Germany’s lower house of parliament on Thursday, January 19, recognized the 2014 massacre of Yazidis by the Islamic State group in Iraq as a genocide and called for measures to assist the besieged minority.
In a move hailed by Yazidi community representatives, Bundestag elected officials unanimously passed the motion submitted by three parliamentary groups. Thursday’s vote followed similar moves by countries including Australia, Belgium and the Netherlands.
Dr Dler, the head of the Kurdish diaspora centre in Berlin, was present as an activist and announced that the report was presented by the Green Party, supported by the parties’ fraction in general. The Prime Minister of Germany asked that the parliamentarians Support the project. In his speech, he also talked about his visit to the area, where he saw a Yazidi girl, talked closely about the sufferings and sufferings that ISIS had suffered, and eventually asked for the sake of Azadi to reaffirm everyone’s support for the project.
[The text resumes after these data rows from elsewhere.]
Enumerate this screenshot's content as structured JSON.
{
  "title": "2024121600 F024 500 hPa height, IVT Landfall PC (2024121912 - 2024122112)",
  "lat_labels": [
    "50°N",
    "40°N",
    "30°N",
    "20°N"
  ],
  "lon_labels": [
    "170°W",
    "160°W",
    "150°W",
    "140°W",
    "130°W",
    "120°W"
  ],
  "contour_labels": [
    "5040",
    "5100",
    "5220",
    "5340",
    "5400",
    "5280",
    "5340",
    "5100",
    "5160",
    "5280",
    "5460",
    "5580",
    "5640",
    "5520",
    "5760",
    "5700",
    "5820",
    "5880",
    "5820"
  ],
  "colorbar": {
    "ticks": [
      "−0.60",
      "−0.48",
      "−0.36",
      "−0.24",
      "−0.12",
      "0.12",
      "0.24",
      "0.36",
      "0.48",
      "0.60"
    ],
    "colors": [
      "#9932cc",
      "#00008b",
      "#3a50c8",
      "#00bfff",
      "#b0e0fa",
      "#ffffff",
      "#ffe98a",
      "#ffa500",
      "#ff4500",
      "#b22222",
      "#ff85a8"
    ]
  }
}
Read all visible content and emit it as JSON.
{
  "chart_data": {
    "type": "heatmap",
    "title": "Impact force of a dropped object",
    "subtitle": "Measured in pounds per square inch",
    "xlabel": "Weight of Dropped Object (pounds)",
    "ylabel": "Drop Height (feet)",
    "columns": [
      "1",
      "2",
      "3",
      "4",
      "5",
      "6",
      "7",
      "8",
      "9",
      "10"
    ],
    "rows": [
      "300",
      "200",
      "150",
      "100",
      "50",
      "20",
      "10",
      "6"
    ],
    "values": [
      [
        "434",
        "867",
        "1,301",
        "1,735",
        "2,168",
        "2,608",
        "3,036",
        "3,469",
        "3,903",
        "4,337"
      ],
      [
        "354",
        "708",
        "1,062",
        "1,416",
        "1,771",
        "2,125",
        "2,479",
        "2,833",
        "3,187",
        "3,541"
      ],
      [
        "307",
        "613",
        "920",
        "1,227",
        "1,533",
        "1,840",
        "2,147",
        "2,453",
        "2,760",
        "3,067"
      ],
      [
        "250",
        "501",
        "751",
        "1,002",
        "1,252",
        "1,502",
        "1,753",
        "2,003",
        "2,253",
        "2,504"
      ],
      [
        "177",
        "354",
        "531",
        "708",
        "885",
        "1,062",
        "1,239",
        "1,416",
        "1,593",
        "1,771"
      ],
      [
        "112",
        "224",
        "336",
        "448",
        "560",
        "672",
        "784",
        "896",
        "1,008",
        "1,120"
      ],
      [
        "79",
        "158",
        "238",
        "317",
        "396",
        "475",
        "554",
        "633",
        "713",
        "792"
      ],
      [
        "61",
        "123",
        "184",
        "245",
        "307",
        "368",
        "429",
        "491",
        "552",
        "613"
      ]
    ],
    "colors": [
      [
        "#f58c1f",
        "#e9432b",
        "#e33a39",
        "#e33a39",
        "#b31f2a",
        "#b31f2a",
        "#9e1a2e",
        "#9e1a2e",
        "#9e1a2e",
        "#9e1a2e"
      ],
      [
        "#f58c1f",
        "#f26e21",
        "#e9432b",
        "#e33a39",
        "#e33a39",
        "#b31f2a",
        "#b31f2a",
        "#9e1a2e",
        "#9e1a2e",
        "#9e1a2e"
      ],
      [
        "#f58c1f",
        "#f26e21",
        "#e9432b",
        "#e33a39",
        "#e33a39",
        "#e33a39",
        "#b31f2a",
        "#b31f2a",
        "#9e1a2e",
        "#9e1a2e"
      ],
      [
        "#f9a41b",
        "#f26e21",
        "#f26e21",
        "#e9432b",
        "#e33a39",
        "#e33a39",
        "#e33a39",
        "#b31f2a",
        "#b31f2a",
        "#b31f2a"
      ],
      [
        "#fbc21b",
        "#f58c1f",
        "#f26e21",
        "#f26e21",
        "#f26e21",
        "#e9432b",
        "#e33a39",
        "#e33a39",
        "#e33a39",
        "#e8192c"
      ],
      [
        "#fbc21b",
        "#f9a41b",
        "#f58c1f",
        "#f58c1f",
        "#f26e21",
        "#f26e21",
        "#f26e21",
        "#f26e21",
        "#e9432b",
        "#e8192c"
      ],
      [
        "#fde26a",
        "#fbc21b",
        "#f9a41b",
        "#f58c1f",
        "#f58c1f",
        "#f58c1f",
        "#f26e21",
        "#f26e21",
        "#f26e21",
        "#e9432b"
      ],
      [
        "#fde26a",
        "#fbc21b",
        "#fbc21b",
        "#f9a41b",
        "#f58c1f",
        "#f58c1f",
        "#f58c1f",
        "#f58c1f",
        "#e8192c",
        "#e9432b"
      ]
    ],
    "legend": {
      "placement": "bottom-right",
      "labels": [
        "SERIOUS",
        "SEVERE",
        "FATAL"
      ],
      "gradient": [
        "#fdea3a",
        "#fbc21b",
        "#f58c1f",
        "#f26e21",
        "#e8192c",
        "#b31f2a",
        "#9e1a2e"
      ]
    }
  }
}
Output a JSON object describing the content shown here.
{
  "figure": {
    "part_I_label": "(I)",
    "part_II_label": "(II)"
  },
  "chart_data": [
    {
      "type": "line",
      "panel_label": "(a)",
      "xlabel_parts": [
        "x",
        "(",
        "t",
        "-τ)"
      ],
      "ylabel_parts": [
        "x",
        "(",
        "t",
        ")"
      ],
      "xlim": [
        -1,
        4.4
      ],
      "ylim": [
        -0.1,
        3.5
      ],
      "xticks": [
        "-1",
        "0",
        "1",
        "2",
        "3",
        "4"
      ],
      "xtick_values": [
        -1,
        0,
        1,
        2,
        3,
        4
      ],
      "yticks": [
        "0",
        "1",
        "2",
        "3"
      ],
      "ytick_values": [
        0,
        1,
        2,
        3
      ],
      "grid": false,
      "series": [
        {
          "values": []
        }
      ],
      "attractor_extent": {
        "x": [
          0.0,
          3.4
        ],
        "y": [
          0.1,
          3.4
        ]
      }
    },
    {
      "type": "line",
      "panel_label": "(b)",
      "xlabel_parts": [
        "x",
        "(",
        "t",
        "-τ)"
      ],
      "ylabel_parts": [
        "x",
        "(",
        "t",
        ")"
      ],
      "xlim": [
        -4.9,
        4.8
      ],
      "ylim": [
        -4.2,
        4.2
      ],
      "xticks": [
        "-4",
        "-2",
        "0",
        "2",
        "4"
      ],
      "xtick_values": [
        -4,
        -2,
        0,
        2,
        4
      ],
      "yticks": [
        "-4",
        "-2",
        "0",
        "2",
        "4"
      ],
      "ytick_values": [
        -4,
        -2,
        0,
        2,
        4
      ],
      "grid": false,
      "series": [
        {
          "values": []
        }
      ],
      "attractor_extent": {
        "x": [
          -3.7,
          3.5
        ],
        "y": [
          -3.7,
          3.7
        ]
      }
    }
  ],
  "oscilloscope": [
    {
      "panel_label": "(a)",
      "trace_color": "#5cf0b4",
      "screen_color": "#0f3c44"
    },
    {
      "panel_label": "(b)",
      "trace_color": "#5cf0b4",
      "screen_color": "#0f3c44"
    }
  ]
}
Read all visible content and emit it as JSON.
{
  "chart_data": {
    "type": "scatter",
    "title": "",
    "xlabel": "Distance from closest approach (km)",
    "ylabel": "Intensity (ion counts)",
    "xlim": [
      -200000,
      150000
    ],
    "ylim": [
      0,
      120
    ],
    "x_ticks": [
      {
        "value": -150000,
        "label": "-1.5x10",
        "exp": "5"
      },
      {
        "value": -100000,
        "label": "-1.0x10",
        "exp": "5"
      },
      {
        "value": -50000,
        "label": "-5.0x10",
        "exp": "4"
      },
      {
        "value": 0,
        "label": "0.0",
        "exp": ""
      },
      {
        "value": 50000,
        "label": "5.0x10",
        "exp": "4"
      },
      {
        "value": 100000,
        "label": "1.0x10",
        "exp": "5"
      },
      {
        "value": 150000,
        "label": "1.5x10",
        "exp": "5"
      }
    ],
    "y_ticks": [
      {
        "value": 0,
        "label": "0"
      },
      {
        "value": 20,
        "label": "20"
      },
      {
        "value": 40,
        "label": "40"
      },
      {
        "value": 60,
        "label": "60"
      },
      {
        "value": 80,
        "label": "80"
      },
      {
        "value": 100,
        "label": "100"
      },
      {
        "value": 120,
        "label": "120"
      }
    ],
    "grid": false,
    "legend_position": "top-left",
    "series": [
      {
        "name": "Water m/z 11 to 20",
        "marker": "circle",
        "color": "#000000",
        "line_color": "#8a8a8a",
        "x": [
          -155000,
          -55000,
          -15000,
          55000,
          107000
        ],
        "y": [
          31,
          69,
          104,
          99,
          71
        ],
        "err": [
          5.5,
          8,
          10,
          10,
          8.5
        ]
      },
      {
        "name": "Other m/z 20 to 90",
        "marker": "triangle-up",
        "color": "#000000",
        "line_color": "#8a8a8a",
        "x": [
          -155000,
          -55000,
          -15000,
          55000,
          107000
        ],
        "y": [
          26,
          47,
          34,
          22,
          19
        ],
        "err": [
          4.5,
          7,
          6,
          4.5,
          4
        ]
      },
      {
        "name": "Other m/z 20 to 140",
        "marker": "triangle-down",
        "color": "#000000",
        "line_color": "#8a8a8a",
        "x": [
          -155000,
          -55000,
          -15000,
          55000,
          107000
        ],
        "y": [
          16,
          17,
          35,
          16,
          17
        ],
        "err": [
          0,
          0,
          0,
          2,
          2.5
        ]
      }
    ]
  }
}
The Yazidi minority was particularly persecuted by the jihadist group which has also forced its women and girls into sexual slavery and enlisted boys as child soldiers.
Silence cost lives’
Green lawmaker Max Lucks said Germany was home to what is believed to be the world’s largest Yazidi diaspora of about 150,000 people, meaning the country had a particular responsibility to the community.
“Their pain will never go away,” he told the Bundestag.
“We owe this to the Yazidis because we did not take action (in 2014) when we were needed. Our silence cost lives.”
While the Bundestag motion on genocide has no bearing on criminal trials, human rights advocates say it carries important symbolic and political weight.
Germany is one of the few countries to have taken legal action against IS.
In November 2021, a German court convicted an Iraqi jihadist of genocide against the Yazidi, a first in the world that Nobel Peace Prize laureate Nadia Murad hailed as a “victory” in the fight for recognition of the abuses committed by IS.
And last week, a German woman went on trial in the southwestern city of Koblenz accused of aiding and abetting war crimes and genocide with IS in Syria by “enslaving” a Yazidi woman.